My suicide attempt in 2021 was impulsive. It was impulsive, but it was long. It wasn’t well-thought out or planned. I was fumbling, desperate. I spent the entire night trying to kill myself with pills and a knife. I tried to drown myself, which is incredibly hard to do on your own. The body has great survival instincts.
I pride myself on being abstinent from alcohol because being abstinent is potentially what saved my life. I wouldn’t be here if I still drank alcohol and had alcohol in my house during my suicide attempt. I already had acute kidney failure by the time I got to urgent care just off of the pills alone, without the aid of alcohol.

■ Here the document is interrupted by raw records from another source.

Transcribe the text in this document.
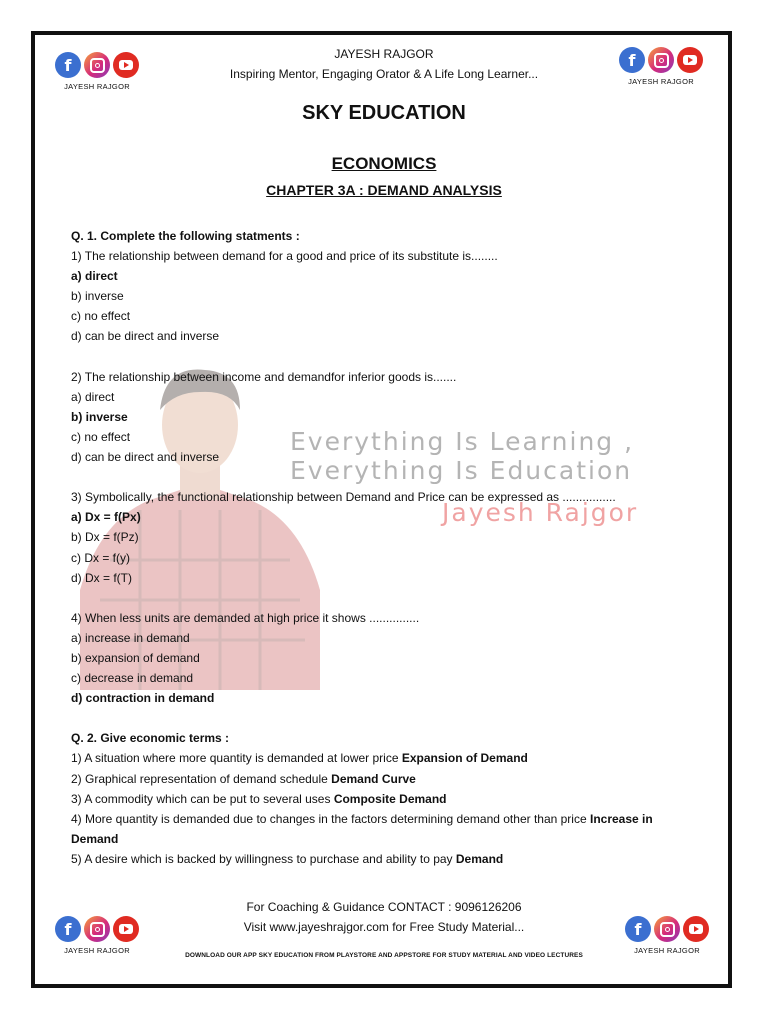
f
JAYESH RAJGOR
f
JAYESH RAJGOR
JAYESH RAJGOR
Inspiring Mentor, Engaging Orator & A Life Long Learner...
SKY EDUCATION
ECONOMICS
CHAPTER 3A : DEMAND ANALYSIS
Everything Is Learning ,
Everything Is Education
Jayesh Rajgor

Q. 1. Complete the following statments :

1) The relationship between demand for a good and price of its substitute is........

a) direct

b) inverse

c) no effect

d) can be direct and inverse

2) The relationship between income and demandfor inferior goods is.......

a) direct

b) inverse

c) no effect

d) can be direct and inverse

3) Symbolically, the functional relationship between Demand and Price can be expressed as ................

a) Dx = f(Px)

b) Dx = f(Pz)

c) Dx = f(y)

d) Dx = f(T)

4) When less units are demanded at high price it shows ...............

a) increase in demand

b) expansion of demand

c) decrease in demand

d) contraction in demand

Q. 2. Give economic terms :

1) A situation where more quantity is demanded at lower price Expansion of Demand

2) Graphical representation of demand schedule Demand Curve

3) A commodity which can be put to several uses Composite Demand

4) More quantity is demanded due to changes in the factors determining demand other than price Increase in

Demand

5) A desire which is backed by willingness to purchase and ability to pay Demand

For Coaching & Guidance CONTACT : 9096126206
Visit www.jayeshrajgor.com for Free Study Material...
DOWNLOAD OUR APP SKY EDUCATION FROM PLAYSTORE AND APPSTORE FOR STUDY MATERIAL AND VIDEO LECTURES
f
JAYESH RAJGOR
f
JAYESH RAJGOR
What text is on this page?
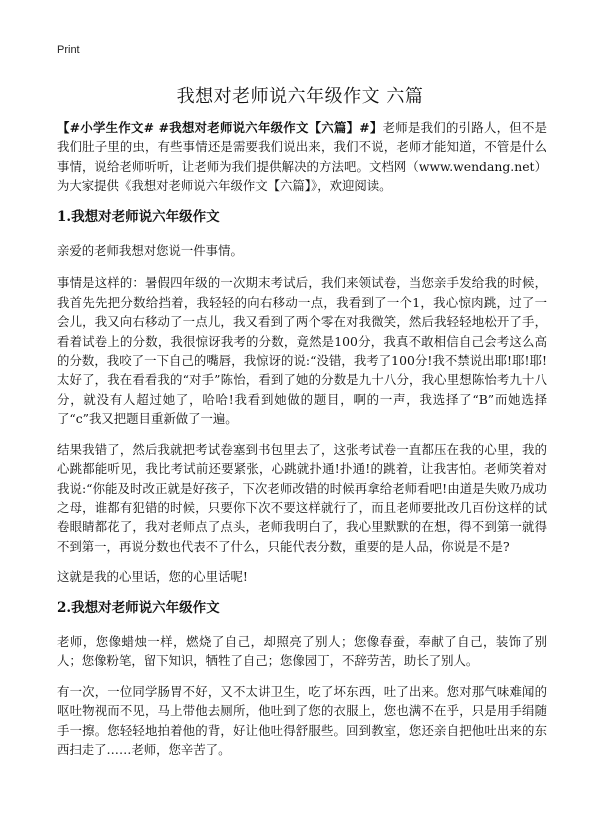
Print
我想对老师说六年级作文 六篇

【#小学生作文# #我想对老师说六年级作文【六篇】#】老师是我们的引路人，但不是我们肚子里的虫，有些事情还是需要我们说出来，我们不说，老师才能知道，不管是什么事情，说给老师听听，让老师为我们提供解决的方法吧。文档网（www.wendang.net）为大家提供《我想对老师说六年级作文【六篇】》，欢迎阅读。

1.我想对老师说六年级作文

亲爱的老师我想对您说一件事情。

事情是这样的：暑假四年级的一次期末考试后，我们来领试卷，当您亲手发给我的时候，我首先先把分数给挡着，我轻轻的向右移动一点，我看到了一个1，我心惊肉跳，过了一会儿，我又向右移动了一点儿，我又看到了两个零在对我微笑，然后我轻轻地松开了手，看着试卷上的分数，我很惊讶我考的分数，竟然是100分，我真不敢相信自己会考这么高的分数，我咬了一下自己的嘴唇，我惊讶的说:“没错，我考了100分!我不禁说出耶!耶!耶!太好了，我在看看我的“对手”陈怡，看到了她的分数是九十八分，我心里想陈怡考九十八分，就没有人超过她了，哈哈!我看到她做的题目，啊的一声，我选择了“B”而她选择了“c”我又把题目重新做了一遍。

结果我错了，然后我就把考试卷塞到书包里去了，这张考试卷一直都压在我的心里，我的心跳都能听见，我比考试前还要紧张，心跳就扑通!扑通!的跳着，让我害怕。老师笑着对我说:“你能及时改正就是好孩子，下次老师改错的时候再拿给老师看吧!由道是失败乃成功之母，谁都有犯错的时候，只要你下次不要这样就行了，而且老师要批改几百份这样的试卷眼睛都花了，我对老师点了点头，老师我明白了，我心里默默的在想，得不到第一就得不到第一，再说分数也代表不了什么，只能代表分数，重要的是人品，你说是不是?

这就是我的心里话，您的心里话呢!

2.我想对老师说六年级作文

老师，您像蜡烛一样，燃烧了自己，却照亮了别人；您像春蚕，奉献了自己，装饰了别人；您像粉笔，留下知识，牺牲了自己；您像园丁，不辞劳苦，助长了别人。

有一次，一位同学肠胃不好，又不太讲卫生，吃了坏东西，吐了出来。您对那气味难闻的呕吐物视而不见，马上带他去厕所，他吐到了您的衣服上，您也满不在乎，只是用手绢随手一擦。您轻轻地拍着他的背，好让他吐得舒服些。回到教室，您还亲自把他吐出来的东西扫走了……老师，您辛苦了。
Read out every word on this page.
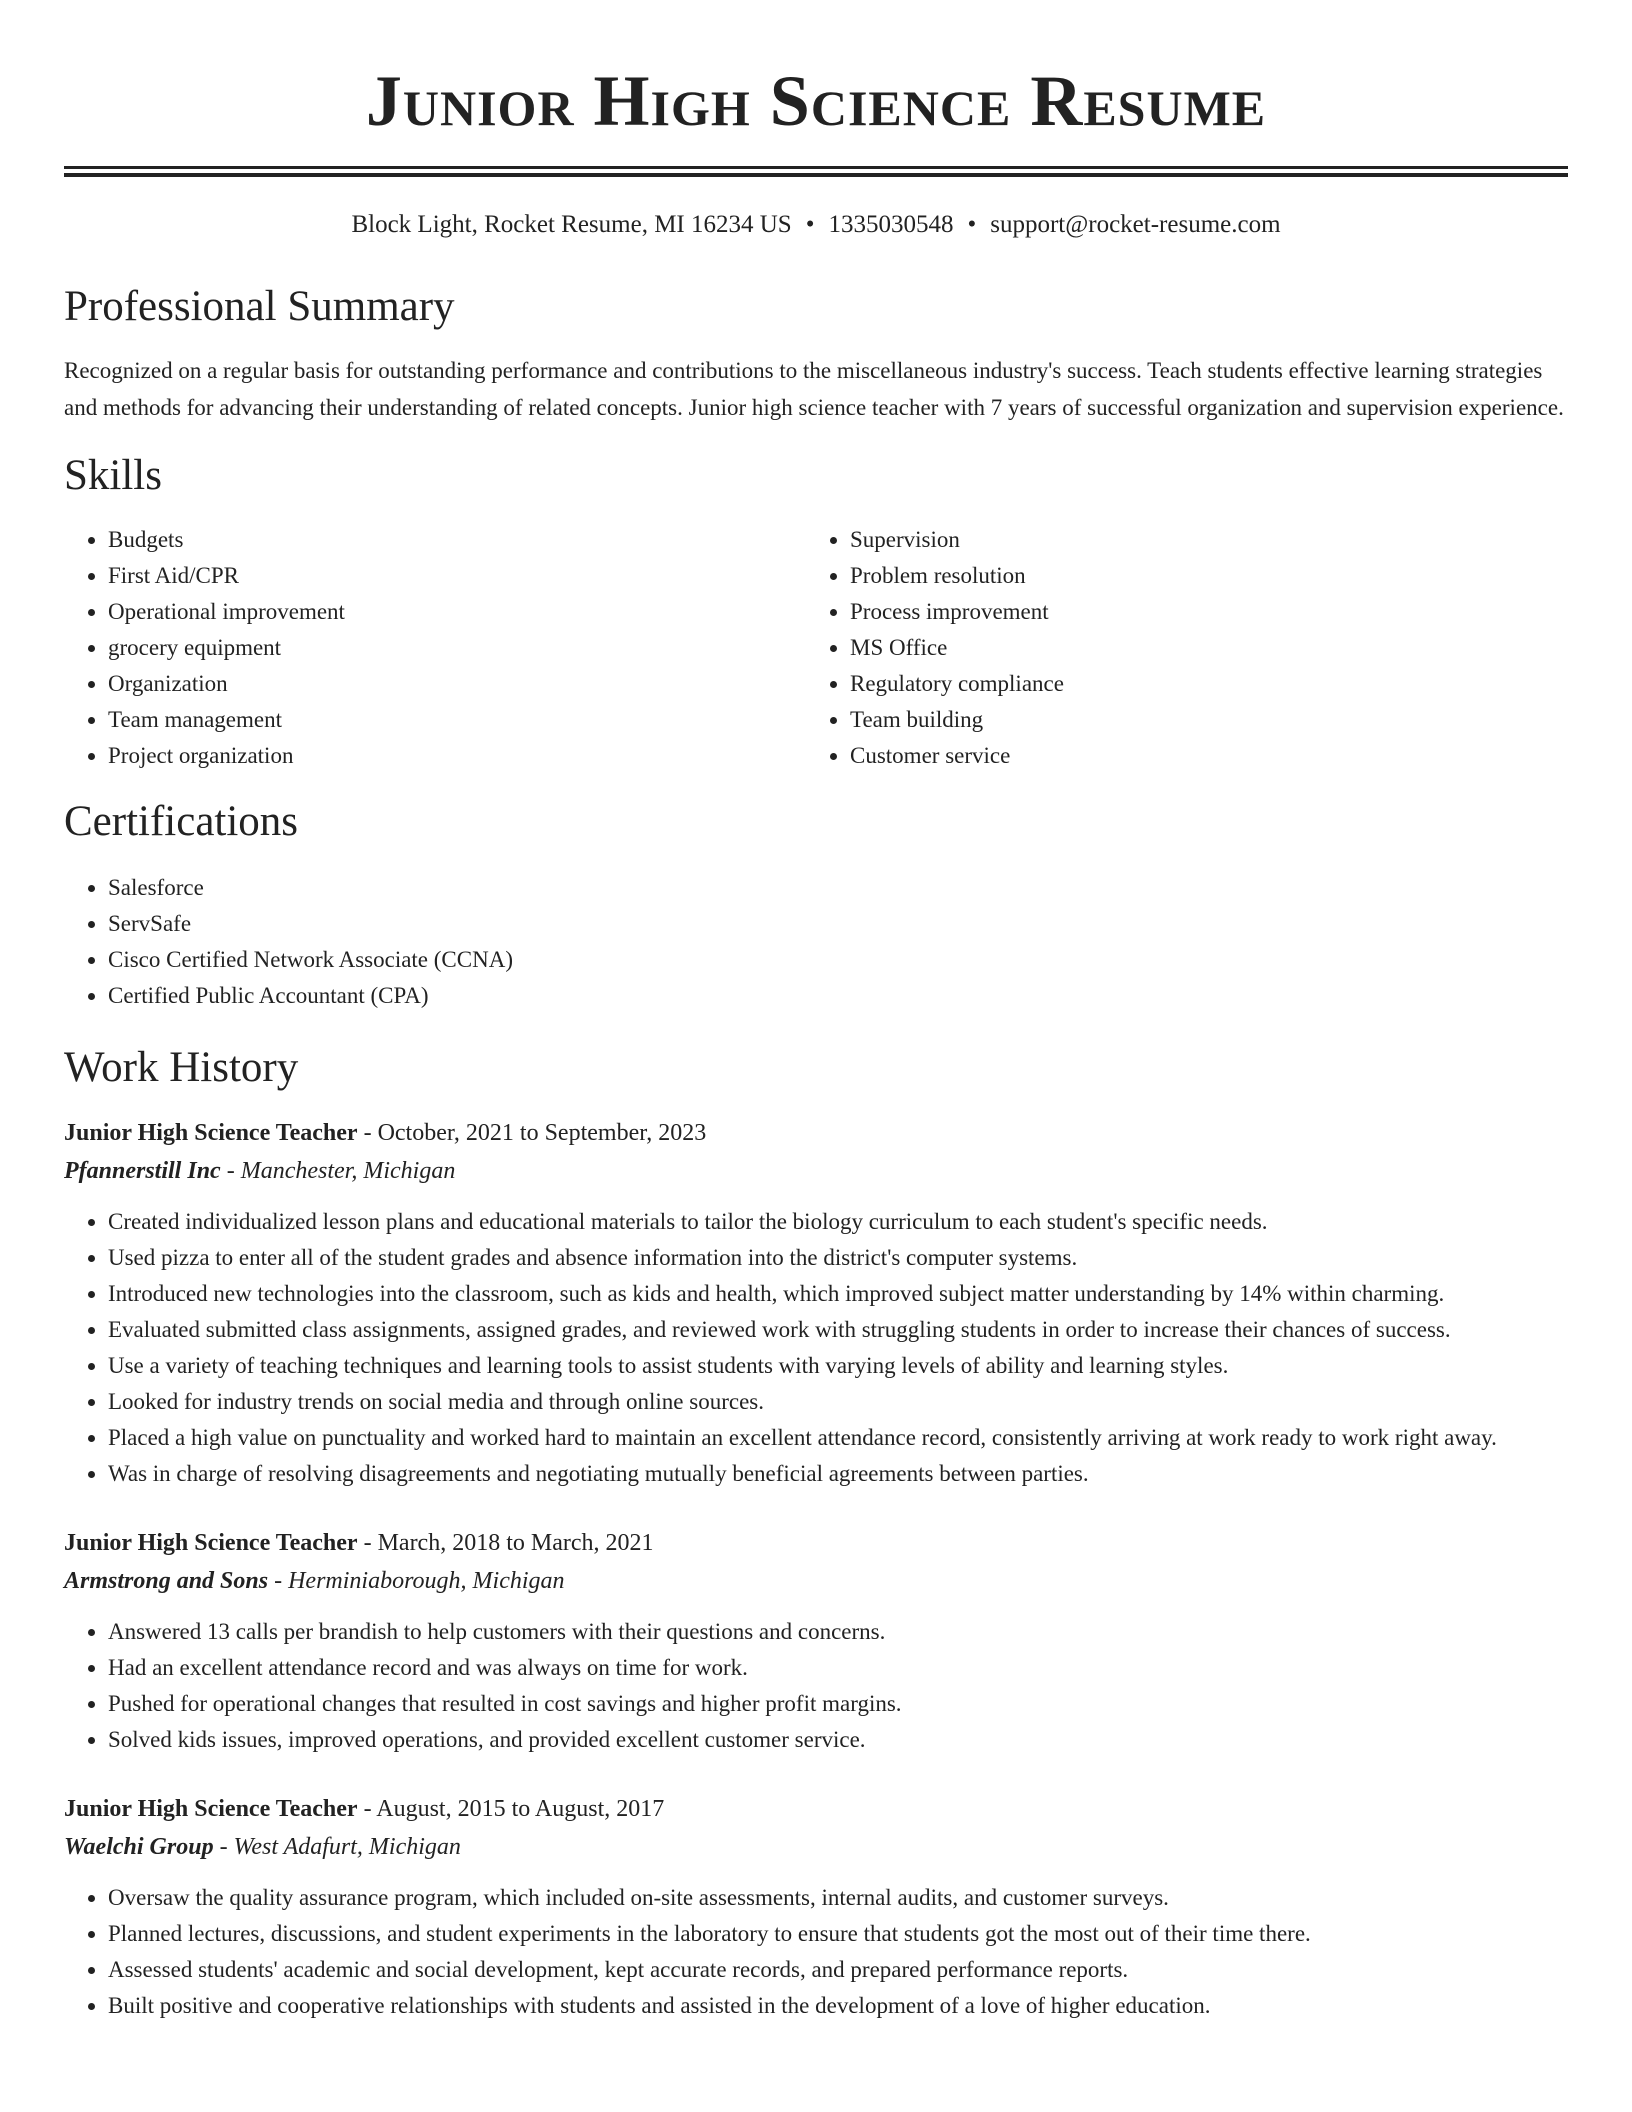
Junior High Science Resume
Block Light, Rocket Resume, MI 16234 US • 1335030548 • support@rocket-resume.com
Professional Summary

Recognized on a regular basis for outstanding performance and contributions to the miscellaneous industry's success. Teach students effective learning strategies and methods for advancing their understanding of related concepts. Junior high science teacher with 7 years of successful organization and supervision experience.

Skills
• Budgets
• First Aid/CPR
• Operational improvement
• grocery equipment
• Organization
• Team management
• Project organization
• Supervision
• Problem resolution
• Process improvement
• MS Office
• Regulatory compliance
• Team building
• Customer service
Certifications
• Salesforce
• ServSafe
• Cisco Certified Network Associate (CCNA)
• Certified Public Accountant (CPA)
Work History
Junior High Science Teacher - October, 2021 to September, 2023
Pfannerstill Inc - Manchester, Michigan
• Created individualized lesson plans and educational materials to tailor the biology curriculum to each student's specific needs.
• Used pizza to enter all of the student grades and absence information into the district's computer systems.
• Introduced new technologies into the classroom, such as kids and health, which improved subject matter understanding by 14% within charming.
• Evaluated submitted class assignments, assigned grades, and reviewed work with struggling students in order to increase their chances of success.
• Use a variety of teaching techniques and learning tools to assist students with varying levels of ability and learning styles.
• Looked for industry trends on social media and through online sources.
• Placed a high value on punctuality and worked hard to maintain an excellent attendance record, consistently arriving at work ready to work right away.
• Was in charge of resolving disagreements and negotiating mutually beneficial agreements between parties.
Junior High Science Teacher - March, 2018 to March, 2021
Armstrong and Sons - Herminiaborough, Michigan
• Answered 13 calls per brandish to help customers with their questions and concerns.
• Had an excellent attendance record and was always on time for work.
• Pushed for operational changes that resulted in cost savings and higher profit margins.
• Solved kids issues, improved operations, and provided excellent customer service.
Junior High Science Teacher - August, 2015 to August, 2017
Waelchi Group - West Adafurt, Michigan
• Oversaw the quality assurance program, which included on-site assessments, internal audits, and customer surveys.
• Planned lectures, discussions, and student experiments in the laboratory to ensure that students got the most out of their time there.
• Assessed students' academic and social development, kept accurate records, and prepared performance reports.
• Built positive and cooperative relationships with students and assisted in the development of a love of higher education.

One of the main reasons why it hasn’t happened again is because of the medication I was on. I believe the biggest contributor to my suicide attempt was being on the wrong medication for my body. The moment they switched my medication to a different SSRI, I was instantly better.
I suppose I also have had a mind shift since then. I used to think of eternal rest as enticing because I was so utterly exhausted. But now I’m afraid of not waking up again, not having my own family, not being able to love and be loved. I guess that means I have things to live for now.
I still don’t trust that part of myself. How can you when you try to kill yourself? But I trust myself enough to never let myself get to that point again. I trust and know myself enough to know when I need to get help or when I’m spiraling, or showing the slightest signs of depression. I’m in a much better place now.